In these four lines we hear so much. The young couple are doing something together, and telling a story to each other about what they are doing. Parson Brown, inside the fantasy world we share, is a specific person with attributes, which we imagine by reference to the snowman. Their attitude to him is playful yet respectful. The lovers are not yet married but they want to be. They are outside the rules for the moment, acting out their love in public, but they understand the conventions and want to join them. The layers in these lines descend gently upon the listener, like snowfall in sunlight.
My mind was awaiting all that; the vacuum of “nice old guy” strained the neurons, or the soul.
I first heard “Winter Wonderland” about forty years after Richard Bernhard Smith died in 1935; fifty more years have passed since then.
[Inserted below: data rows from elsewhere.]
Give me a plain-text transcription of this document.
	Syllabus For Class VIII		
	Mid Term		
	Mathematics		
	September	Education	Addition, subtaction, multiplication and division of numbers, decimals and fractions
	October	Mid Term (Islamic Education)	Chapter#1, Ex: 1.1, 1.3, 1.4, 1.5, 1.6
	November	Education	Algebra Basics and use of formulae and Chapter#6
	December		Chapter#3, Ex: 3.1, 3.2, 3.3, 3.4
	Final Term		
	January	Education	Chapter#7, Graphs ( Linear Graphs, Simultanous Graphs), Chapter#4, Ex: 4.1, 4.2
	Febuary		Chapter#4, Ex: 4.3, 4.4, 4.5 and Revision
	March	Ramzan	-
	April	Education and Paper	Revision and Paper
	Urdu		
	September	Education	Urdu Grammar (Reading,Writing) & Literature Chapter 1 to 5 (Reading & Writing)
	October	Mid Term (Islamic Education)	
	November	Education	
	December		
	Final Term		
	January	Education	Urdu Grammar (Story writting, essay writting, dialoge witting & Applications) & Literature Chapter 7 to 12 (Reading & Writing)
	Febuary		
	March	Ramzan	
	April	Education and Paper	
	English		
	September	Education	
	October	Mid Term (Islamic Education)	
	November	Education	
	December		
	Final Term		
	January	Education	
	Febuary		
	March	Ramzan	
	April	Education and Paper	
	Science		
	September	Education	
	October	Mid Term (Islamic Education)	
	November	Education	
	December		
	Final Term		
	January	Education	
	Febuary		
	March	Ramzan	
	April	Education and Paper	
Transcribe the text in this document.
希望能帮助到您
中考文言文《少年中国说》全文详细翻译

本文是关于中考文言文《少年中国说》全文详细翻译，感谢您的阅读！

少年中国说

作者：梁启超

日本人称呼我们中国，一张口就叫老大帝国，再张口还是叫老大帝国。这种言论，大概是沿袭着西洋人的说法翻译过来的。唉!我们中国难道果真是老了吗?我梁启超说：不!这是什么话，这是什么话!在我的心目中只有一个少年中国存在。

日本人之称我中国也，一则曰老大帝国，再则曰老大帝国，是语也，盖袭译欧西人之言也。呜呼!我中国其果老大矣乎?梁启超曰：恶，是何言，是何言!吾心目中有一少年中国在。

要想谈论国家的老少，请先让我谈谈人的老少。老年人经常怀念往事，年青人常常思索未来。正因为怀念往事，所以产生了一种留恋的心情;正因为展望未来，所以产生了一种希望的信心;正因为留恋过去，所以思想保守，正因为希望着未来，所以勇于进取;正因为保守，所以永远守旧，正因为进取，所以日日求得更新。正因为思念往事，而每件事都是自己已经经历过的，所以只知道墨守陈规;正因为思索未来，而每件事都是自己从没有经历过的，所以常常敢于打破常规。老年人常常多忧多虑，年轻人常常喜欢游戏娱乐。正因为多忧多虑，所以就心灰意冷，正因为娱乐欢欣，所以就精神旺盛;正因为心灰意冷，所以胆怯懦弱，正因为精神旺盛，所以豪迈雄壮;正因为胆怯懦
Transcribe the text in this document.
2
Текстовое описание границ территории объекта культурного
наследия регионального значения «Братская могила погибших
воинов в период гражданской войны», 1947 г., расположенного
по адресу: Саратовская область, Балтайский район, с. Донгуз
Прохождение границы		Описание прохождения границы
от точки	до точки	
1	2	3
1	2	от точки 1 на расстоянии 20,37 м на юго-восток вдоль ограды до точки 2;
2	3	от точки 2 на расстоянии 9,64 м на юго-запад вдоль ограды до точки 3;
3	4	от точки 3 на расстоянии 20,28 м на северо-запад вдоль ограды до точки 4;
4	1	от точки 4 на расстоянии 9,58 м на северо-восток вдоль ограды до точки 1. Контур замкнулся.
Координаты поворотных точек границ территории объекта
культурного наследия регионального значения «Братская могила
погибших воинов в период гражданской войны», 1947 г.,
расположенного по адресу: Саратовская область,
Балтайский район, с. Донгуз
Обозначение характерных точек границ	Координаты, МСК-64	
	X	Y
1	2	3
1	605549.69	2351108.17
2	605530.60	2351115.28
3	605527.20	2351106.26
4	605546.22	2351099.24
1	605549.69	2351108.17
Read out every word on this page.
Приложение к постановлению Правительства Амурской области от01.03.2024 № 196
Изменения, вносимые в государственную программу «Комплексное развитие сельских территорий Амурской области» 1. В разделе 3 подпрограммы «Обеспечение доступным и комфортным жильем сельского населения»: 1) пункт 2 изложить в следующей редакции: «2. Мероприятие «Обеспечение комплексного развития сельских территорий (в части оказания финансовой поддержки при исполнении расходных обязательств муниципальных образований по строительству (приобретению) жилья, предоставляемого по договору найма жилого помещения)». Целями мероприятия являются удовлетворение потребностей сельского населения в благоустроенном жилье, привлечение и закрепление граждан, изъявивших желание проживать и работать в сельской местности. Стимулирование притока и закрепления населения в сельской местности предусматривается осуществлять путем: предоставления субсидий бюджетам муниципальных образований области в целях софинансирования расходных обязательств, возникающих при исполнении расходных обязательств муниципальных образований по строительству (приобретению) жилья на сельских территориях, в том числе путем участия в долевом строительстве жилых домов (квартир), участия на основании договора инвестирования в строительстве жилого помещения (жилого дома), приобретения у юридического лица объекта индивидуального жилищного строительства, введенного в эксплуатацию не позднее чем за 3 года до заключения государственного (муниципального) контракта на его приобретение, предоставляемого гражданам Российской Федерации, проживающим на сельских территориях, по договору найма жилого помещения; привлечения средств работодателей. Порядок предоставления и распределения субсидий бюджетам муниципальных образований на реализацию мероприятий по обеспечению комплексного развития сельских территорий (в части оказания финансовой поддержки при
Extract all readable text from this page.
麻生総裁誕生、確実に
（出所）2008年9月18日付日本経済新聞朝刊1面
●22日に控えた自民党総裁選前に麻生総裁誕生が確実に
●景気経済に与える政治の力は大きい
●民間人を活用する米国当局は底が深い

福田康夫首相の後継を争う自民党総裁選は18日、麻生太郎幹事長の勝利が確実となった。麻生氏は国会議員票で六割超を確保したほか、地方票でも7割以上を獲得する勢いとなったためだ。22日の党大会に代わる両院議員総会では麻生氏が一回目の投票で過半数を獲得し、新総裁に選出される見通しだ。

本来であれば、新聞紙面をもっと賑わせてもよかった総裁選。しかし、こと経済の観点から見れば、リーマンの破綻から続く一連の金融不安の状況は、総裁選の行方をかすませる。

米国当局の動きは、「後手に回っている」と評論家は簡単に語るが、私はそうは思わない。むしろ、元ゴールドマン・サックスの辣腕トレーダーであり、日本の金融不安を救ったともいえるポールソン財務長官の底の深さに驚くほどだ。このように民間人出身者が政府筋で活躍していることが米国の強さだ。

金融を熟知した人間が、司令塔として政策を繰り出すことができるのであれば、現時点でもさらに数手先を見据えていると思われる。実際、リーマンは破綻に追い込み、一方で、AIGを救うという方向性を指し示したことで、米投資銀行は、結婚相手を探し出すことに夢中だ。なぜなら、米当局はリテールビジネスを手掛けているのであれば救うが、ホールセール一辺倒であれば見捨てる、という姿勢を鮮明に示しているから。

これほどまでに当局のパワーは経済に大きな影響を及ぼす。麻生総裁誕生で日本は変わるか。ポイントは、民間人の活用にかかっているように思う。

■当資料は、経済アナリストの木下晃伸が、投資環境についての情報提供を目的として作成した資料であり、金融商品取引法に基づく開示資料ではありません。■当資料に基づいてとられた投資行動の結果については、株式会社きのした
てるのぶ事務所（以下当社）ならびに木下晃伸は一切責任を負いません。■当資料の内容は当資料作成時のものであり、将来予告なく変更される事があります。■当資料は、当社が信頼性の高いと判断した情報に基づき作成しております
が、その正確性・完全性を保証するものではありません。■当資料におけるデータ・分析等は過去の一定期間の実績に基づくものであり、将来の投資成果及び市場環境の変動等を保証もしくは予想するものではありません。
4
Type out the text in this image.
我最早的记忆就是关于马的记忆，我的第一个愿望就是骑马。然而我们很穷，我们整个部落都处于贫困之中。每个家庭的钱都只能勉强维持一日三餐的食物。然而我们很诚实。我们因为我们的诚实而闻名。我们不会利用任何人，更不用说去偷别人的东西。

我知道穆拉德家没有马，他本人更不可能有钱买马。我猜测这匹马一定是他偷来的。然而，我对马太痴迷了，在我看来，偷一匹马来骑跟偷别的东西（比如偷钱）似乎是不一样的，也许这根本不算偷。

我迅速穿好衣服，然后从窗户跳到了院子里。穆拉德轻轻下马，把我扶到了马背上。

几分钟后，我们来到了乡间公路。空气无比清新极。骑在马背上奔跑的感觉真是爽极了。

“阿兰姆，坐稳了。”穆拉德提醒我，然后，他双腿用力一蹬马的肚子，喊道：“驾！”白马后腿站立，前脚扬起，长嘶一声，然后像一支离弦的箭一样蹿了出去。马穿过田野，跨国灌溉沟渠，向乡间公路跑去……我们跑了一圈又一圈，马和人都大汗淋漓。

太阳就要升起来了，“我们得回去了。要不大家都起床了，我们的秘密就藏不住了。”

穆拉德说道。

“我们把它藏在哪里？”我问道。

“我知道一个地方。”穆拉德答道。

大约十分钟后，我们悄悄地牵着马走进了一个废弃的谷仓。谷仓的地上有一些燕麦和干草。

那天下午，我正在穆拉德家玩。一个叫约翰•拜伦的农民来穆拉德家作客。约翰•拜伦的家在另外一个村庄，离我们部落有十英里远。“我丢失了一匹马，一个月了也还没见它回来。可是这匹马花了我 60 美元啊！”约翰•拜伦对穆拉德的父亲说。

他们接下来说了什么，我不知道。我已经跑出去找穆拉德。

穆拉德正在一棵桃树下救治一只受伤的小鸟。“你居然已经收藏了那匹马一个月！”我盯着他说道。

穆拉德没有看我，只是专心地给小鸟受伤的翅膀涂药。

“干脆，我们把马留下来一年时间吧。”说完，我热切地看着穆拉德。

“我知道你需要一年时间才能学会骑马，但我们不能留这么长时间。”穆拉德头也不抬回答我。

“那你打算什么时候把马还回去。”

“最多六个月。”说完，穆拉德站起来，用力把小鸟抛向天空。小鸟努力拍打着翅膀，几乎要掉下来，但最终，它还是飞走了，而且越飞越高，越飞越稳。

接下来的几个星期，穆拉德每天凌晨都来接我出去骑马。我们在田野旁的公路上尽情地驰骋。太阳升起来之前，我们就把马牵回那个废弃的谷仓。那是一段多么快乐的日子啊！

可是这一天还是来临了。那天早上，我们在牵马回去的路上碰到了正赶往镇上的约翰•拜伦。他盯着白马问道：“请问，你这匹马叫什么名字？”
Behind that lyric is an actual man, inspired by snowfall in a park, who no doubt knew something about romance; a young man ill with tuberculosis, who would die months after writing the lyric; and then the song lives after him, preserving his own playful sense of how we might be together, passed on from those who sing to those who listen.
The art lives until it is killed. What, in this case, is killing the song? Killing Christmas? Killing civilization? It is a set of algorithms that we flatteringly call AI, or artificial intelligence. My guess would be that someone, somewhere, entered an instruction to generate winter and Christmas songs that avoided “controversial” subjects such as divine and human love. And so we get mush. In a reverse sublimation, the sacred becomes slop.
In our politics, we have the idea that Christmas has somehow been sullied by all the foreigners. But who are the true aliens in this Christmas story? The non-human entities. The example of the tortured winter song is just one of many. Basic cultural forms are weakened under the assault of algorithms designed to monopolize attention: classroom teaching; sharing of food, simple conversation; holiday ritual. Music.
People, of course, make money on this. A few people make a lot of money. And, in some notable cases. they are the very people who tell us that foreigners are destroying our civilization, are taking Christmas away from us, and all the rest. The people who profit from the culture-wrecking machines blame other people, who have nothing to do with it. And meanwhile those who actually sing the songs have trouble finding listeners.
“Winter Wonderland” is a light bit of music, with a subtle message about romance, one that requires some patience and some experience and a sense of humor. Any references there might be to the holiday itself are indirect and playful: the imaginary parson with the melting reproof, the wandering unmarried couple.
“And she brought forth her firstborn son, and wrapped him in swaddling clothes, and laid him in a manger; because there was no room for them in the inn.” The carols bear a message about love, one that that no machine will understand, and that those who profit from the machine perhaps do not want us to understand. Love begins humbly, takes risks, recognizes the other, ends in pain, returns as song. And begins humbly again.